The worthy nobleman considered me as his oracle, and his two friends
listened to me with the deepest attention. Their infatuation encouraging
me, I spoke like a learned physician, I dogmatized, I quoted authors
whom I had never read.

M. de Bragadin, who had the weakness to believe in the occult sciences,
told me one day that, for a young man of my age, he thought my learning
too extensive, and that he was certain I was the possessor of some
supernatural endowment. He entreated me to tell him the truth.

What extraordinary things will sometimes occur from mere chance, or from
the force of circumstances!
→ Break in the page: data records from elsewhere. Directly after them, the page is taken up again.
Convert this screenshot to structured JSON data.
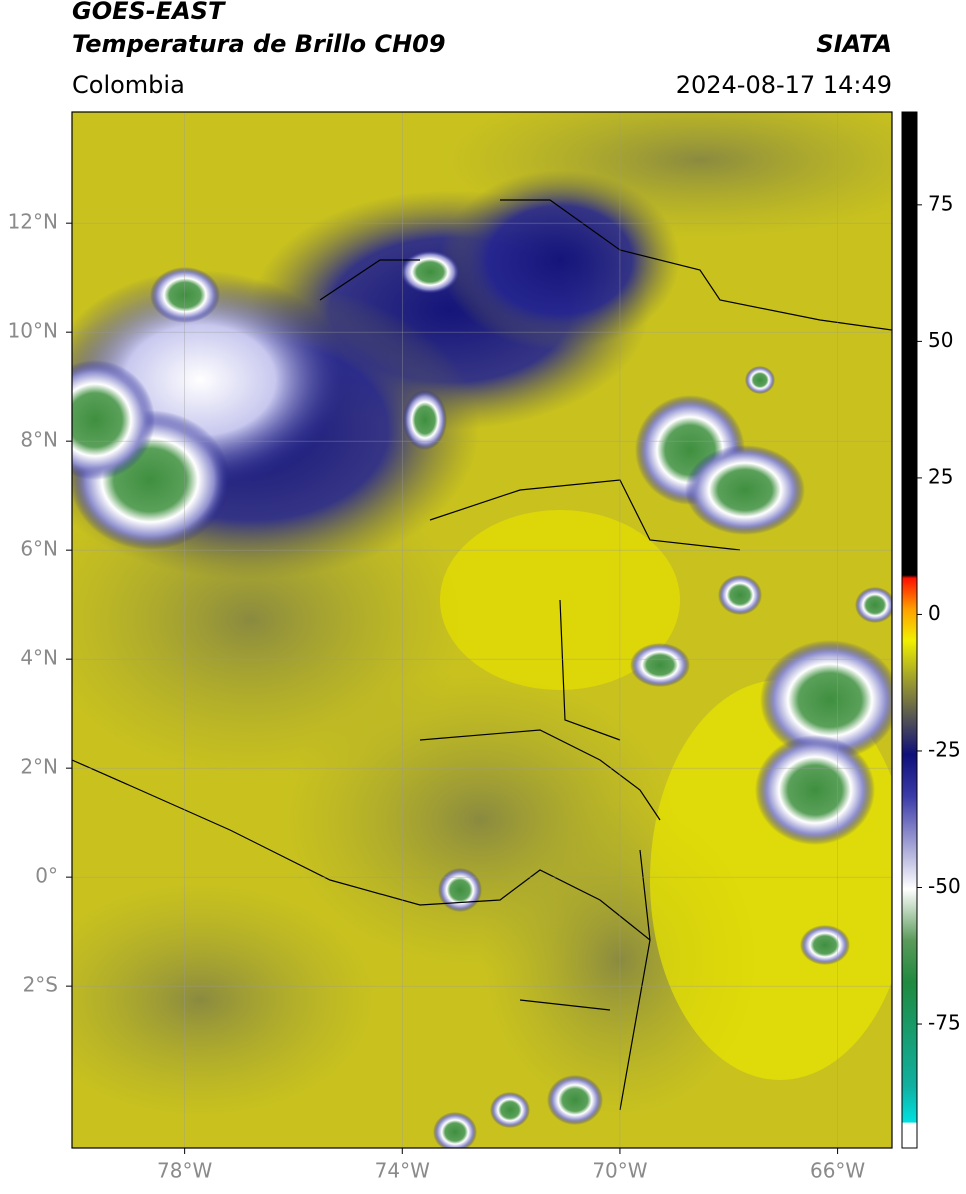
{
  "chart_data": {
    "type": "map",
    "title": "GOES-EAST",
    "subtitle": "Temperatura de Brillo CH09",
    "source": "SIATA",
    "region": "Colombia",
    "datetime": "2024-08-17 14:49",
    "xlim": [
      -80.07,
      -65.0
    ],
    "ylim": [
      -4.97,
      14.04
    ],
    "xticks": [
      {
        "value": -78,
        "label": "78°W"
      },
      {
        "value": -74,
        "label": "74°W"
      },
      {
        "value": -70,
        "label": "70°W"
      },
      {
        "value": -66,
        "label": "66°W"
      }
    ],
    "yticks": [
      {
        "value": 12,
        "label": "12°N"
      },
      {
        "value": 10,
        "label": "10°N"
      },
      {
        "value": 8,
        "label": "8°N"
      },
      {
        "value": 6,
        "label": "6°N"
      },
      {
        "value": 4,
        "label": "4°N"
      },
      {
        "value": 2,
        "label": "2°N"
      },
      {
        "value": 0,
        "label": "0°"
      },
      {
        "value": -2,
        "label": "2°S"
      }
    ],
    "grid": true,
    "colorbar": {
      "lim": [
        -97.7,
        92
      ],
      "ticks": [
        75,
        50,
        25,
        0,
        -25,
        -50,
        -75
      ]
    }
  }
}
Unwilling to hurt his vanity by telling him
that he was mistaken, I took the wild resolution of informing him, in
the presence of his two friends, that I possessed a certain numeral
calculus which gave answers (also in numbers), to any questions I liked
to put.

M. de Bragadin said that it was Solomon's key, vulgarly called
cabalistic science, and he asked me from whom I learnt it.

"From an old hermit," I answered, "who lives on the Carpegna Mountain,
and whose acquaintance I made quite by chance when I was a prisoner in
the Spanish army."

"The hermit," remarked the senator, "has without informing you of it,
linked an invisible spirit to the calculus he has taught you, for simple
numbers can not have the power of reason. You possess a real treasure,
and you may derive great advantages from it."
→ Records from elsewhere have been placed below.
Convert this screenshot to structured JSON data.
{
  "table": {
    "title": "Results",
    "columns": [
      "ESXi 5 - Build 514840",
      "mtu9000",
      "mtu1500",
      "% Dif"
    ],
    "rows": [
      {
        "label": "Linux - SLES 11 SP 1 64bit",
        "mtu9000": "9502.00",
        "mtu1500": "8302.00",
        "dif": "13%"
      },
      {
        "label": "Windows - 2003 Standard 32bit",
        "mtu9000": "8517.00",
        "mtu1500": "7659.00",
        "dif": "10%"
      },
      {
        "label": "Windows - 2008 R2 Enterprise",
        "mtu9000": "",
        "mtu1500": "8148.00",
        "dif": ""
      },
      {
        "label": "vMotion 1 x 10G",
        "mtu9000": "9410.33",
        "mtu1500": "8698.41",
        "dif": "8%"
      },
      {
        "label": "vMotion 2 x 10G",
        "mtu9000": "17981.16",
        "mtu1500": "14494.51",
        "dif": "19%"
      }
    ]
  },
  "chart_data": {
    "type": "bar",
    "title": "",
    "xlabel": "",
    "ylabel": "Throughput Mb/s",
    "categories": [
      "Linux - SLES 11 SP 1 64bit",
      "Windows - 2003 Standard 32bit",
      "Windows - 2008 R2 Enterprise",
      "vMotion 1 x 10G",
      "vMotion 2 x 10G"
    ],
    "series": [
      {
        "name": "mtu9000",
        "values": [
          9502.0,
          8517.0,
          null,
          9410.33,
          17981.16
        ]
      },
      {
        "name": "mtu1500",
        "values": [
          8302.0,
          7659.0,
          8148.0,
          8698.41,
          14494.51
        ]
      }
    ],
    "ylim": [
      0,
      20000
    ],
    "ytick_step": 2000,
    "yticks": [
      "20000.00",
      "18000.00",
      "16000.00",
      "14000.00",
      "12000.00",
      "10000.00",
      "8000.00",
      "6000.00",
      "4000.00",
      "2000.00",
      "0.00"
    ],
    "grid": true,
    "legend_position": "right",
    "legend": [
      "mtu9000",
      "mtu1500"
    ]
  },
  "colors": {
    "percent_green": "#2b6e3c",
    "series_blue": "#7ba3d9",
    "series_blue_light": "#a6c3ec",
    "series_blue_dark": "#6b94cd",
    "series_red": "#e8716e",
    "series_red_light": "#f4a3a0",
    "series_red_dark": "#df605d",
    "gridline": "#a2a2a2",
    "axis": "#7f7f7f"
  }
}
"I do not know," I said, "in what way I could make my science useful,
because the answers given by the numerical figures are often so obscure
that I have felt discouraged, and I very seldom tried to make any use of
my calculus. Yet, it is very true that, if I had not formed my pyramid,
I never should have had the happiness of knowing your excellency."

"How so?"

"On the second day, during the festivities at the Soranzo Palace, I
enquired of my oracle whether I would meet at the ball anyone whom I
should not care to see. The answer I obtained was this: 'Leave the ball-
room precisely at four o'clock.' I obeyed implicitly, and met your
excellency."

The three friends were astounded. M. Dandolo asked me whether I would
answer a question he would ask, the interpretation of which would belong
only to him, as he was the only person acquainted with the subject of the question.